Impala can query and insert into Kudu tables that contain DECIMAL columns.
The DECIMAL data type is fully compatible with HBase tables.
The DECIMAL data type is fully compatible with Parquet tables.
Values of the DECIMAL data type are potentially larger in text tables than in tables using Parquet or other binary formats.
When writing a C++ UDF, use the DecimalVal data type defined in /usr/include/impala_udf/udf.h.
Changing precision and scale:
For text-based formats (text, RCFile, and SequenceFile tables)
If the values in the column fit within the new precision and scale, they are returned correctly by a query.
If any values that do not fit within the new precision and scale:
- Impala returns an error if the query option ABORT_ON_ERROR is set to true.
- Impala returns a NULL and warning that conversion failed if the query option ABORT_ON_ERROR is set to false.
Leading zeros do not count against the precision value, but trailing zeros after the decimal point do.
For binary formats (Parquet and Avro tables)
Although an ALTER TABLE ... REPLACE COLUMNS statement that changes the precision or scale of a DECIMAL column succeeds, any subsequent attempt to query the changed column results in a fatal error.
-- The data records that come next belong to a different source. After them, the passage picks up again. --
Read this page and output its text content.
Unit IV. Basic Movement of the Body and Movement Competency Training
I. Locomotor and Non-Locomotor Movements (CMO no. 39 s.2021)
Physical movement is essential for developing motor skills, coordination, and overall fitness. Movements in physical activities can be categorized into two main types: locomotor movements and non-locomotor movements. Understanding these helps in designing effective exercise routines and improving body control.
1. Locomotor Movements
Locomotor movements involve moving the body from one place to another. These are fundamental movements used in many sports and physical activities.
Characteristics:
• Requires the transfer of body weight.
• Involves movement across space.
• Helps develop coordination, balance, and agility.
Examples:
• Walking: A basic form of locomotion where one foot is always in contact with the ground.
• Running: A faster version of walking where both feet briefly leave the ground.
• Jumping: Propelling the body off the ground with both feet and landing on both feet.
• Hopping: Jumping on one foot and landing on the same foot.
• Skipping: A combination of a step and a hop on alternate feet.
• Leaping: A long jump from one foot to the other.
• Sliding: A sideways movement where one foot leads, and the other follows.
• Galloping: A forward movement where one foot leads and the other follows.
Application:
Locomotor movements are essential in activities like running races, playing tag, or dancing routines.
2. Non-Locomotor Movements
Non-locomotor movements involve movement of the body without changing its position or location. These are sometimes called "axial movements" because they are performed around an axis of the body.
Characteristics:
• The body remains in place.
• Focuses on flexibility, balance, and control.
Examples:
This is because the metadata about the columns is stored in the data files themselves, and ALTER TABLE does not actually make any updates to the data files. The other unaltered columns can still be queried successfully.
If the metadata in the data files disagrees with the metadata in the metastore database, Impala cancels the query.
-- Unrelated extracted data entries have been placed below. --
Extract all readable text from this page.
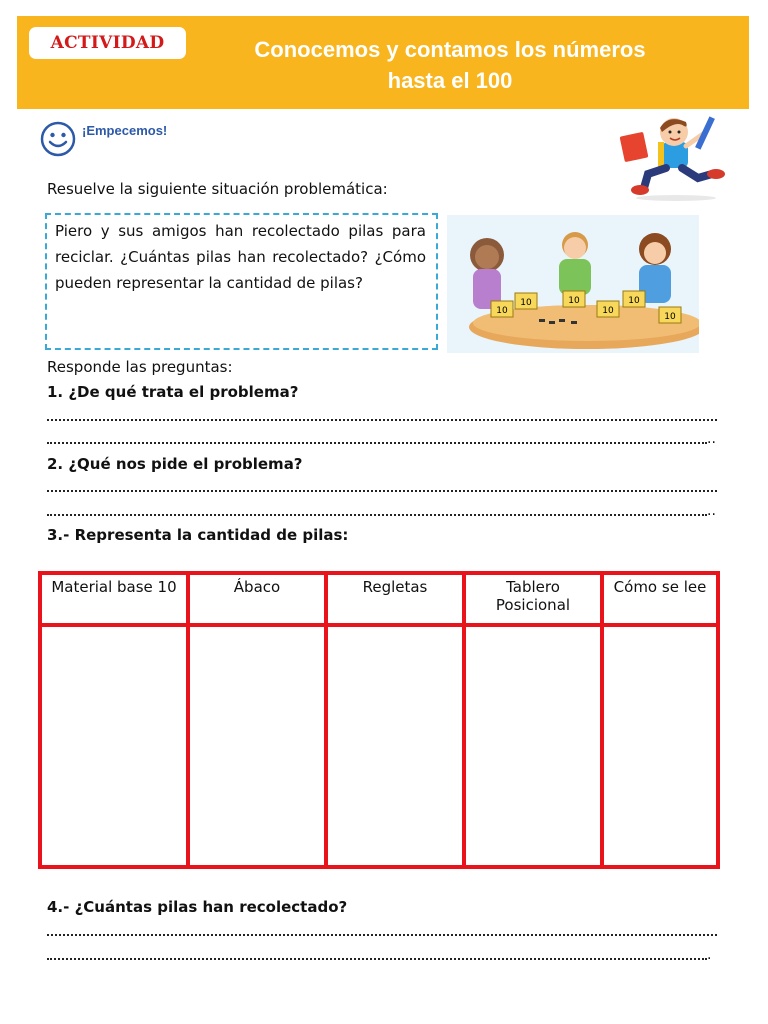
ACTIVIDAD	Conocemos y contamos los números
hasta el 100
¡Empecemos!
Resuelve la siguiente situación problemática:
Piero y sus amigos han recolectado pilas para reciclar. ¿Cuántas pilas han recolectado? ¿Cómo pueden representar la cantidad de pilas?
10
10	10
10
10
10
Responde las preguntas:
1. ¿De qué trata el problema?
..
2. ¿Qué nos pide el problema?
..
3.- Representa la cantidad de pilas:
Material base 10	Ábaco	Regletas	Tablero Posicional	Cómo se lee

4.- ¿Cuántas pilas han recolectado?
.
Using a DECIMAL column as a partition key provides you a better match between the partition key values and the HDFS directory names than using a DOUBLE or FLOAT partitioning column.
Column statistics considerations:
Because the DECIMAL type has a fixed size, the maximum and average size fields are always filled in for column statistics, even before you run the COMPUTE STATS statement.
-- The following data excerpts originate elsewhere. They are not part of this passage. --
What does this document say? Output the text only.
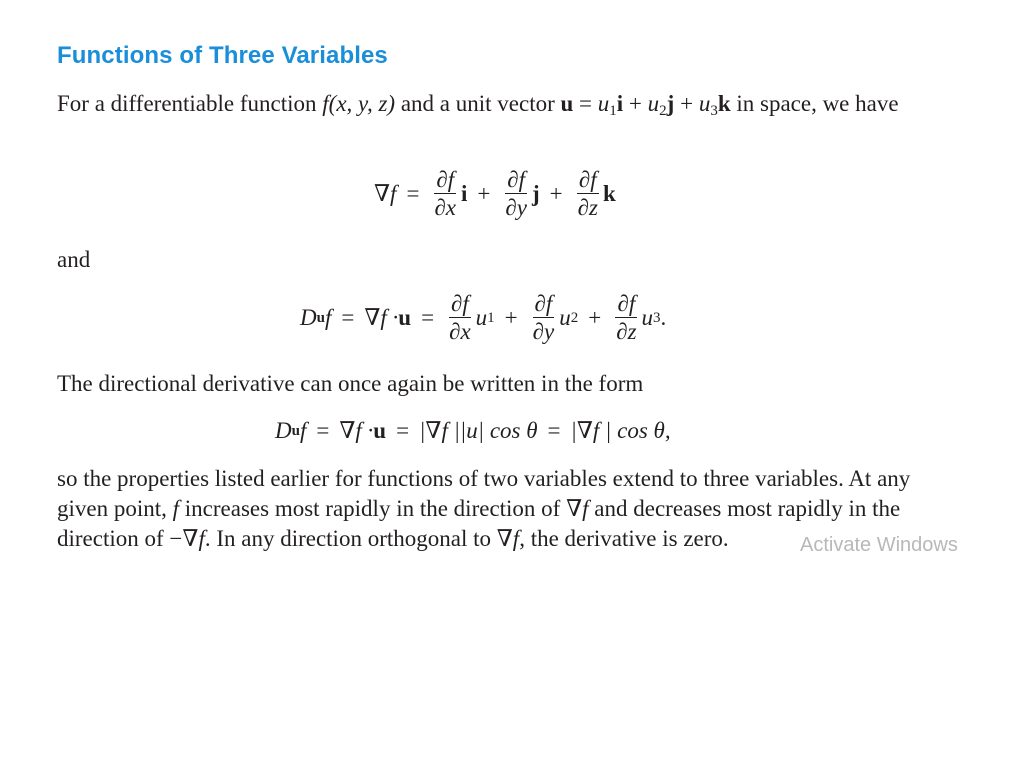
Functions of Three Variables

For a differentiable function f(x, y, z) and a unit vector $u = u_1i + u_2j + u_3k$ in space, we have

$\nabla f = \frac{\partial f}{\partial x}$ $i + \frac{\partial f}{\partial y}$ $j + \frac{\partial f}{\partial z}$ k

and

D u $f = \nabla f \cdot u = \frac{\partial f}{\partial x}$ u $1 + \frac{\partial f}{\partial y}$ u $2 + \frac{\partial f}{\partial z}$ u 3 .

The directional derivative can once again be written in the form

D u f = ∇f · u = |∇f ||u| cos θ = |∇f | cos θ,

so the properties listed earlier for functions of two variables extend to three variables. At any given point, f increases most rapidly in the direction of ∇f and decreases most rapidly in the direction of −∇f. In any direction orthogonal to ∇f, the derivative is zero.	Activate Windows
Compatibility with older version of DECIMAL:
This version of DECIMAL type is the default in CDH 6.0 / Impala 3.0 and higher. The key differences between this version of DECIMAL and the previous DECIMAL V1 in Impala 2.x include the following.
|DECIMAL in CDH 6.0 / Impala 3.0 or higher||DECIMAL in CDH 5.15 / Impala 2.12 or lower|
|Overall behavior||Returns either the result or an error.||Returns either the result or NULL with a warning.|
|Overflow behavior||Aborts with an error.||Issues a warning and returns NULL.|
|Truncation / rounding behavior in arithmetic||Truncates and rounds digits from the back.||Truncates digits from the front.|
|String cast||Truncates from the back and rounds.||Truncates from the back.|
Compatibility with other databases:
Use the DECIMAL data type in Impala for applications where you used the NUMBER data type in Oracle.
The Impala DECIMAL type does not support the Oracle idioms of * for scale.
The Impala DECIMAL type does not support negative values for precision.